Neurotoxic Substances can affect child development even at low levels

Posted on Jun 24, 2008 in Heavy Metals

“The focus is on small children because they are very vulnerable to lead poisoning because neurotoxic substances can affect child development even at quite low levels, and these are very high levels,” – Joanna Tempowski, World Health Organization’s Environmental Health Emergencies Division

Senegal Urged to Clean Toxic Dakar area after deaths

By Stephanie Nebehay Reuters – Tuesday, June 24 02:32 pm

GENEVA (Reuters) – The World Health Organisation urged Senegal on Tuesday to decontaminate an area of Dakar where nearly 1,000 residents remain exposed to high concentrations of brain-damaging lead after 18 children died.

International health and environmental experts carried out an investigation last week in the NGagne Diaw quarter of Thiaroye sur Mer, an area used for recycling lead batteries.

“Many children are showing evidence of neurological damage. Environmental investigations have found very high concentrations of lead both outside and inside people’s homes,” the WHO said in a statement.

Some 950 people in the poor area are “continuously exposed through ingestion and inhalation of lead-contaminated dust,” it said. “Thorough decontamination of the affected area of NGagne Diaw, including the insides of homes, is a high priority.”

At least 31 children require treatment for lead poisoning, but only a proportion of the population has been examined, said Joanna Tempowski, a scientist in the WHO’s environmental health emergencies division.

“The focus is on small children because they are very vulnerable to lead poisoning because neurotoxic substances can affect child development even at quite low levels, and these are very high levels,” she told Reuters.

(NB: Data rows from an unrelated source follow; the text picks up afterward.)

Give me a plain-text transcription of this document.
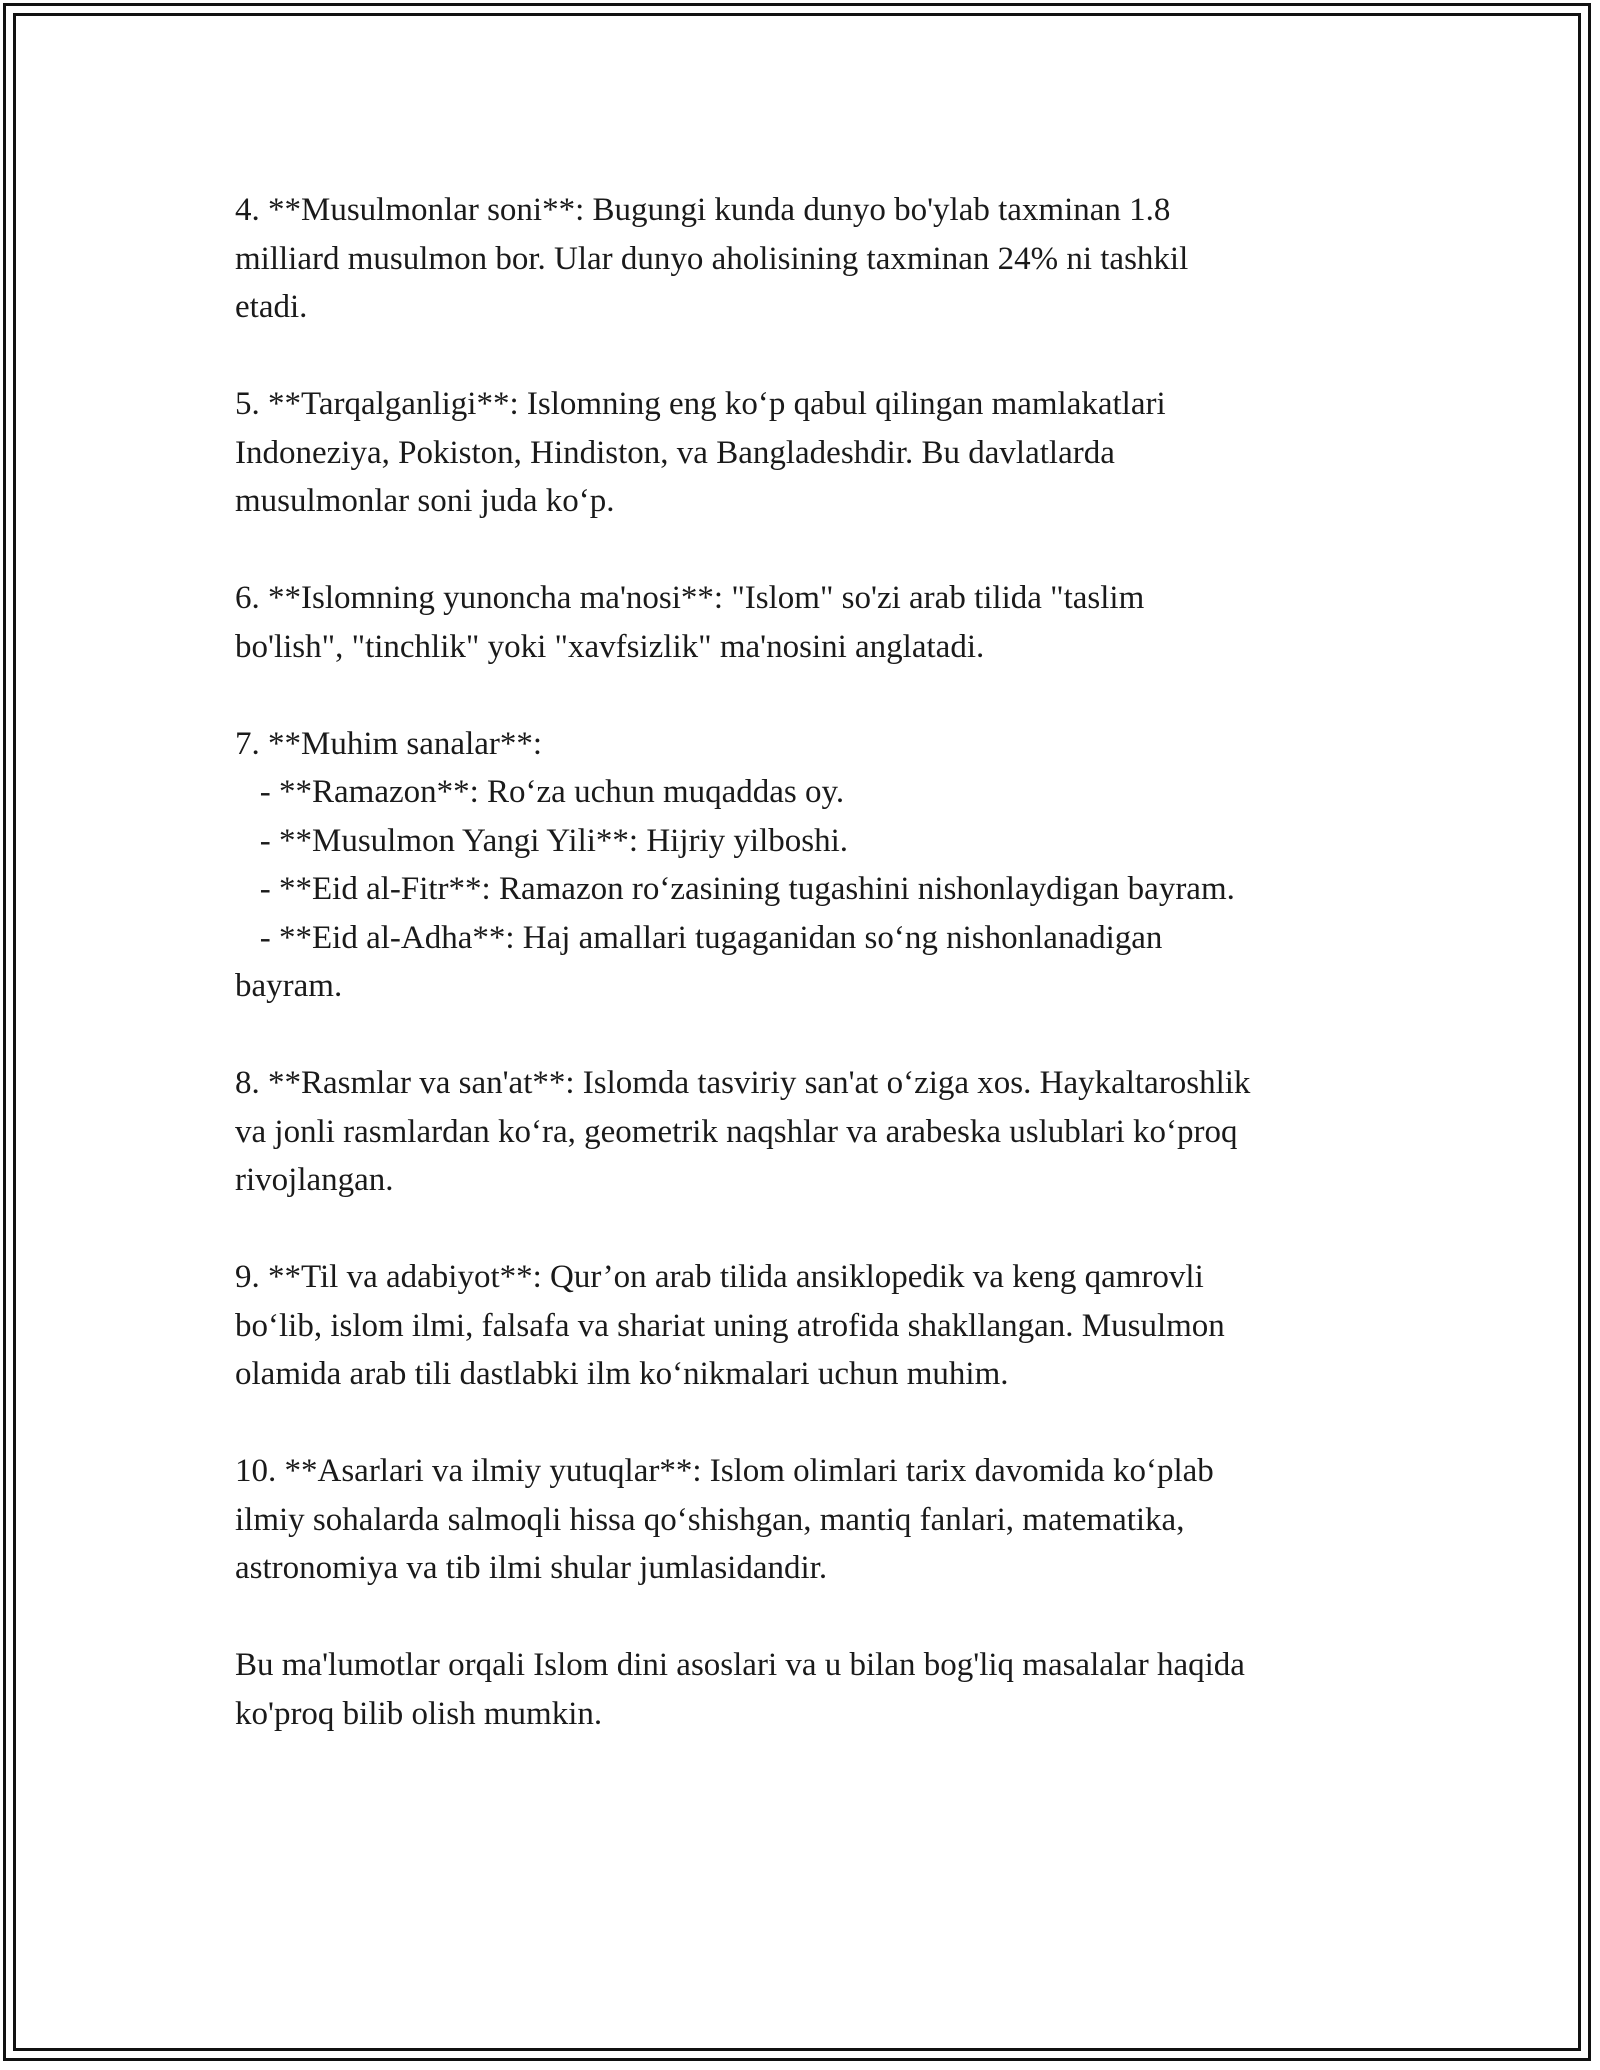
4. **Musulmonlar soni**: Bugungi kunda dunyo bo'ylab taxminan 1.8
milliard musulmon bor. Ular dunyo aholisining taxminan 24% ni tashkil
etadi.
5. **Tarqalganligi**: Islomning eng ko‘p qabul qilingan mamlakatlari
Indoneziya, Pokiston, Hindiston, va Bangladeshdir. Bu davlatlarda
musulmonlar soni juda ko‘p.
6. **Islomning yunoncha ma'nosi**: "Islom" so'zi arab tilida "taslim
bo'lish", "tinchlik" yoki "xavfsizlik" ma'nosini anglatadi.
7. **Muhim sanalar**:
- **Ramazon**: Ro‘za uchun muqaddas oy.
- **Musulmon Yangi Yili**: Hijriy yilboshi.
- **Eid al-Fitr**: Ramazon ro‘zasining tugashini nishonlaydigan bayram.
- **Eid al-Adha**: Haj amallari tugaganidan so‘ng nishonlanadigan
bayram.
8. **Rasmlar va san'at**: Islomda tasviriy san'at o‘ziga xos. Haykaltaroshlik
va jonli rasmlardan ko‘ra, geometrik naqshlar va arabeska uslublari ko‘proq
rivojlangan.
9. **Til va adabiyot**: Qur’on arab tilida ansiklopedik va keng qamrovli
bo‘lib, islom ilmi, falsafa va shariat uning atrofida shakllangan. Musulmon
olamida arab tili dastlabki ilm ko‘nikmalari uchun muhim.
10. **Asarlari va ilmiy yutuqlar**: Islom olimlari tarix davomida ko‘plab
ilmiy sohalarda salmoqli hissa qo‘shishgan, mantiq fanlari, matematika,
astronomiya va tib ilmi shular jumlasidandir.
Bu ma'lumotlar orqali Islom dini asoslari va u bilan bog'liq masalalar haqida
ko'proq bilib olish mumkin.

Senegal needs urgent technical and financial assistance from the international community for the clean-up, the WHO said.

“The recycling has stopped but the lead is in the environment and won’t disperse. It needs to be removed. It is an enormous job,” said Tempowski, who stressed that some of the batteries may also contain other contaminants such as arsenic.

Senegal’s health ministry reported to the WHO in March that a total of 18 children died between last October and February, WHO spokeswoman Sari Setiogi said.

Many community members in NGagne Diaw were directly engaged in battery recycling as a source of income.

Siblings and mothers of the dead children had “extremely high blood level concentrations” — in many cases more than 10 times the level which may impair neurological development, according to the Geneva-based United Nations agency.

Adults and children not directly involved in lead recycling also showed dangerously high levels.

Senegalese children with high lead exposure may need chelation therapy, which removes heavy metals from the body, the statement said. But the WHO warned the treatment would be “ineffective and may exacerbate toxicity” in children who are still exposed to lead.

The agency has provided chelating agents and its clinical toxicologist has started training local medical staff, it said.